Come cambia Airbnb con la pandemia? Qual è il futuro della sharing economy? O meglio, cosa resterà degli affitti brevi nelle case, come formula di ospitalità che anche il business travel ha adottato con una certa soddisfazione, come abbiamo già avuto modo di raccontarvi? Lo abbiamo chiesto a Giacomo Trovato, che dal settembre 2019 è il country manager per Italia e Sud Est Europa di Airbnb. Viene da Amazon, è laureato in economia politica alla Bocconi di Milano e ha conseguito un Mba alla Sloan school of management del Mit di Boston.

Come cambia Airbnb: affitti più lunghi, così il mercato chiede

La piattaforma online di alloggi si concentrerà sugli affitti di lunga durata: lo smart working “forzato”, e in certi casi molto gradito, muta il modo di usufruire del tempo libero e delle modalità di lavoro. Dalle interrogazioni degli utenti, la società americana ha preso spunto per invitare gli host a offrire disponibilità prolungate.

Un cambio di business model a tutti gli effetti? «Non propriamente – risponde Trovato -. Come tutto il turismo, siamo stati investiti dalla tempesta della pandemia e non siamo stati fermi ad aspettare che passasse. Abbiamo studiato i nuovi trend per cavalcarli. Quindi, abbiamo osservato che, durante i lockdown, sono aumentati gli utilizzi non tradizionalmente turistici delle case».

Cosa è accaduto nelle case su Airbnb?

«Già in partenza, la domanda di clienti business travel nelle case era legata a progetti di professionisti che preferiscono comfort per un mese o più in un ambiente casalingo. Dunque, avere una cucina, mantenere l’appartamento nel weekend per la famiglia che si unisce, per fare degli esempi. Questa commistione tra le finalità professionale e leisure è sempre esistita. Anche perché un costo inferiore rispetto a un hotel è un plus. Con la pandemia, il trend si è accentuato».

Una tendenza guidata da cosa?

«Dallo smart working forzato. Con l’ufficio chiuso, si è colta l’opportunità di lavorare da una località più piacevole, a contatto con la natura o in una città d’arte.
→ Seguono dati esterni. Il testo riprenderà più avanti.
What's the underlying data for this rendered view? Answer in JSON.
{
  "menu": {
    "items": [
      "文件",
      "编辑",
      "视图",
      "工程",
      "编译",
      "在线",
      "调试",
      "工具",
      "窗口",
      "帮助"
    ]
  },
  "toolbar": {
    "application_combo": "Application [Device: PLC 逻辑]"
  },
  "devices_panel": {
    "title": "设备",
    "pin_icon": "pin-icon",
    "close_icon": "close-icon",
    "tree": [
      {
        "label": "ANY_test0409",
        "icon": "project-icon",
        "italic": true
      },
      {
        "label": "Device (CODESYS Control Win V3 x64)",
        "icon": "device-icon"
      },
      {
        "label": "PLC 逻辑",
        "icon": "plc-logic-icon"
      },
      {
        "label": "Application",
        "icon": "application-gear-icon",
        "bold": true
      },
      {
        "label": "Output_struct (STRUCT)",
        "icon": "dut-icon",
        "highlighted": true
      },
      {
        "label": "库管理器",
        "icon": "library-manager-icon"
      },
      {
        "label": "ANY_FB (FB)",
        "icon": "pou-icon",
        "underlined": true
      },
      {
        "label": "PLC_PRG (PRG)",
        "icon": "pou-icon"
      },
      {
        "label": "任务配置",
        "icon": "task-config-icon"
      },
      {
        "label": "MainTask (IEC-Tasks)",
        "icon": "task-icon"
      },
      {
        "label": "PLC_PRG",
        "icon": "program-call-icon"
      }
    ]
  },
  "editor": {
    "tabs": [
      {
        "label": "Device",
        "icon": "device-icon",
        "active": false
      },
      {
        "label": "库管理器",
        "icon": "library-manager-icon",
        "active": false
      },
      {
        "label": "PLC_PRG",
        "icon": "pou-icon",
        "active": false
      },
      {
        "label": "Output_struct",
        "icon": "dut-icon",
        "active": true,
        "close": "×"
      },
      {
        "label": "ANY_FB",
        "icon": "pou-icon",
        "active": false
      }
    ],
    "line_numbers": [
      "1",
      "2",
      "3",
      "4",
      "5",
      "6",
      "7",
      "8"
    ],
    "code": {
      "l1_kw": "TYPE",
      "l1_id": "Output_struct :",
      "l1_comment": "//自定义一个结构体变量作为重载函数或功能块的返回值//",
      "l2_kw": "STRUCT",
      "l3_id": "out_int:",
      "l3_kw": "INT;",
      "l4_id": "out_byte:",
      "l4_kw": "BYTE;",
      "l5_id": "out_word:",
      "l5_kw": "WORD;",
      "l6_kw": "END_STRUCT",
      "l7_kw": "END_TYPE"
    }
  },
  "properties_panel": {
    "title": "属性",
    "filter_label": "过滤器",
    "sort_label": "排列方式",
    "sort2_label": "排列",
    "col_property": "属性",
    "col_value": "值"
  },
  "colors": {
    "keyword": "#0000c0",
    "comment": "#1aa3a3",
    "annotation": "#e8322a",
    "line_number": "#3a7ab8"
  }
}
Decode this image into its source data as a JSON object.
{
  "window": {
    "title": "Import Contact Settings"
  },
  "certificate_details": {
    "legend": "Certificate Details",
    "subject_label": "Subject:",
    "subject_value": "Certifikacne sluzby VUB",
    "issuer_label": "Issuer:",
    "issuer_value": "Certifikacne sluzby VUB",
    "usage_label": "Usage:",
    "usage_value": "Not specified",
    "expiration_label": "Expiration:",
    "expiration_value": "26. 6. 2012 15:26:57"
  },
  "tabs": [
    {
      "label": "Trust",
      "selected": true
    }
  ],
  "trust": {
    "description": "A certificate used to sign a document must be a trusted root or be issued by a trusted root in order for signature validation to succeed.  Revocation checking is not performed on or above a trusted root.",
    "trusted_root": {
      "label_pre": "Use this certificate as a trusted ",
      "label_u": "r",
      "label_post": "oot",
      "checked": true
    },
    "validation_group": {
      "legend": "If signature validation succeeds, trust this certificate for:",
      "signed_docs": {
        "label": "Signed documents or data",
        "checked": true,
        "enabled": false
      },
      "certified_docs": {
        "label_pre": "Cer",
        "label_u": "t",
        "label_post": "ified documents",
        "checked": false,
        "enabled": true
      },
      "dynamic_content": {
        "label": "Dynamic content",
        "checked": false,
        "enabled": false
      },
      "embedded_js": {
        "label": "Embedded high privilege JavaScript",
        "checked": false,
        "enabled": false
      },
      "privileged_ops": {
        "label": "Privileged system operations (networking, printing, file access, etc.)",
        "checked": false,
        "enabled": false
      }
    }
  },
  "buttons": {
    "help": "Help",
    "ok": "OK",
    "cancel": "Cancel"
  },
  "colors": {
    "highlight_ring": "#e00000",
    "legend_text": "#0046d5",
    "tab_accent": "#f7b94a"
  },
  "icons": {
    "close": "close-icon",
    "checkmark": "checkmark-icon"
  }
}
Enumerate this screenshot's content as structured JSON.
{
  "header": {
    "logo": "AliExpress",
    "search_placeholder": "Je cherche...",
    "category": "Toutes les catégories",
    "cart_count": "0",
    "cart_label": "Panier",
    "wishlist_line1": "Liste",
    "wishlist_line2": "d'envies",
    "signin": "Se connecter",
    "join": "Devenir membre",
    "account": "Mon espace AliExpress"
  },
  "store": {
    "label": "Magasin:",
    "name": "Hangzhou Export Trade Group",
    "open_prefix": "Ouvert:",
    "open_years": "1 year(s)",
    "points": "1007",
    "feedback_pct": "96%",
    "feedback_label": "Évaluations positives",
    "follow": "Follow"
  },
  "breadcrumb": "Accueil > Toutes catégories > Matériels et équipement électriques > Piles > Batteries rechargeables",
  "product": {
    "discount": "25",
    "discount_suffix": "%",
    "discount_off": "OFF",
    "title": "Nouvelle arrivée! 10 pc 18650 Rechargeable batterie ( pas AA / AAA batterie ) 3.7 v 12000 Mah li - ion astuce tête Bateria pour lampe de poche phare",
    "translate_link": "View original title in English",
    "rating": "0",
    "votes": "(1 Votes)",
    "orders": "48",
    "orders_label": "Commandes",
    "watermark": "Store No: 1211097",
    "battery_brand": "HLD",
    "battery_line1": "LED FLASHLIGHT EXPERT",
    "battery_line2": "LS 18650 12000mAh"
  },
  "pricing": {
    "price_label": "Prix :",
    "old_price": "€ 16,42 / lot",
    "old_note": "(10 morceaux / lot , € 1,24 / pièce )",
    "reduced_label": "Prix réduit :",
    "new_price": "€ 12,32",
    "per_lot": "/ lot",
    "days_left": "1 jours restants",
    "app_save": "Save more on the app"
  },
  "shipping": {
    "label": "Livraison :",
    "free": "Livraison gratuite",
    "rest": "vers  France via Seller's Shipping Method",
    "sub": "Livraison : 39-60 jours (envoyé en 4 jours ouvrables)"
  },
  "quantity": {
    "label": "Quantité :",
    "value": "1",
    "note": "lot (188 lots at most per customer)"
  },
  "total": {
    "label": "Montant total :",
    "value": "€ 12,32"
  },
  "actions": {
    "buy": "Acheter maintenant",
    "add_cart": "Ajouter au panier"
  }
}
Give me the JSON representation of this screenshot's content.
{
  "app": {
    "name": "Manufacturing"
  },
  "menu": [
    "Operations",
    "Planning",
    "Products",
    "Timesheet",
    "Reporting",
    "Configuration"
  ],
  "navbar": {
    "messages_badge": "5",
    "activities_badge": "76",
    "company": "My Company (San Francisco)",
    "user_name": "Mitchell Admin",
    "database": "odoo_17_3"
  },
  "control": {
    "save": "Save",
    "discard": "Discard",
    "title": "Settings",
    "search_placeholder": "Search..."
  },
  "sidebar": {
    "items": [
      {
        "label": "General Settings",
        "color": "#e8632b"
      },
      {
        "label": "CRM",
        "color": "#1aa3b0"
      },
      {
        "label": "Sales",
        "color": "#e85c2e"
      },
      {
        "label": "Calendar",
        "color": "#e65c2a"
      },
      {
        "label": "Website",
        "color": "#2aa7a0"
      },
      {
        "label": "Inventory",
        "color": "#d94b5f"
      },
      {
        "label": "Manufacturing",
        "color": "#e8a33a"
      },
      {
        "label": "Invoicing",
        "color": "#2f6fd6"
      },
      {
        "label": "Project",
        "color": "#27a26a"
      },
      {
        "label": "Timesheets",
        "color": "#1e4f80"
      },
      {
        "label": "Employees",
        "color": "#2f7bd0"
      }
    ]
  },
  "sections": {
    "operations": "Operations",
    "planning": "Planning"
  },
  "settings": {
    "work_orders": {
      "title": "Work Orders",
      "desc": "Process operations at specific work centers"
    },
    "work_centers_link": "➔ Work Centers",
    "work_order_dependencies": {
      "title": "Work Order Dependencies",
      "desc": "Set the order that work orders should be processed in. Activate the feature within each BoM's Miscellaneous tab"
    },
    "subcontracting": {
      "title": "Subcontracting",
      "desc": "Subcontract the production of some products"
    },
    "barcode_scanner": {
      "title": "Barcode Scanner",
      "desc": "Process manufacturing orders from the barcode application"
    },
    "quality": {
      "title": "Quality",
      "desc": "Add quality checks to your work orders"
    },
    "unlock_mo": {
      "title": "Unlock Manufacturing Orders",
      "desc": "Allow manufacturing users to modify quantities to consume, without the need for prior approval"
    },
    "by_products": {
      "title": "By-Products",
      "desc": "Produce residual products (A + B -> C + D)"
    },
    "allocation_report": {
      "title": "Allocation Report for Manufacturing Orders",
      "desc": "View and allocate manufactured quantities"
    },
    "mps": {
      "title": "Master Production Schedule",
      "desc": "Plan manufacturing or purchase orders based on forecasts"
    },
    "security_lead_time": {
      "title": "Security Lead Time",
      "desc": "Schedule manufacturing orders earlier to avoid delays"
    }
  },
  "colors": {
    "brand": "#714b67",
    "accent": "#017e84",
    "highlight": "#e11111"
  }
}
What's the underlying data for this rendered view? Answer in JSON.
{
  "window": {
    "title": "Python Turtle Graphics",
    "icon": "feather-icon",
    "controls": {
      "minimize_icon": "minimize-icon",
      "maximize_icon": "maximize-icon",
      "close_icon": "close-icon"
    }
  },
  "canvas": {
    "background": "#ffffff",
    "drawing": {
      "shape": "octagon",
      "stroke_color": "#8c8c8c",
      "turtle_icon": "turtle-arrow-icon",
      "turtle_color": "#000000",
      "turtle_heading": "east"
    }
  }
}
Ma deve essere una casa con giuste dotazioni: spazi per lavoro e wi-fi idonei. Con il tempo del pranzo e della sera che diventano un relax diverso dalla città di sempre».

Altri trend emersi con la pandemia?

«I soggiorni più lunghi in città, per diverse tipologie di situazioni. La diffusione del Coronavirus ha creato necessità di isolamento, di stare vicini a parenti, ma non nella stessa casa. Inoltre, il nostro programma rivolto a medici-infermieri, lanciato a marzo, ci ha permesso di cogliere esigenze di professionisti sanitari che andavano ad aiutare ospedali in difficoltà».

Così che l’ultimo trimestre 2020 ha visto addirittura un segno un più nelle performance, in un contesto di decrescita forte di tutto l’anno. Che è stato quello della quotazione in Borsa, non va dimenticato.

La quotazione in Borsa di Airbnb a dicembre 2020

Un annuncio che ha stupito gli investitori ad agosto scorso, quando è stata ufficializzata la decisione di lanciare l’Ipo. E dopo che il co-fondatore Brian Chesky aveva detto «viaggiare come lo conoscevamo è finito e non tornerà mai più».

Ma è stata una mossa ottimale: tanti analisti hanno analizzato da quel momento l’azienda, prima e durante la pandemia. Confrontandola con tutto l’ecosistema dell’accomodation, che nel medesimo periodo ha cercato di contrastare il crollo della domanda. Di Airbnb è emersa la “forza” dell’adattamento ad uno scenario in mutazione continua. E la raccolta finanziaria a Wall Street è stata eccellente.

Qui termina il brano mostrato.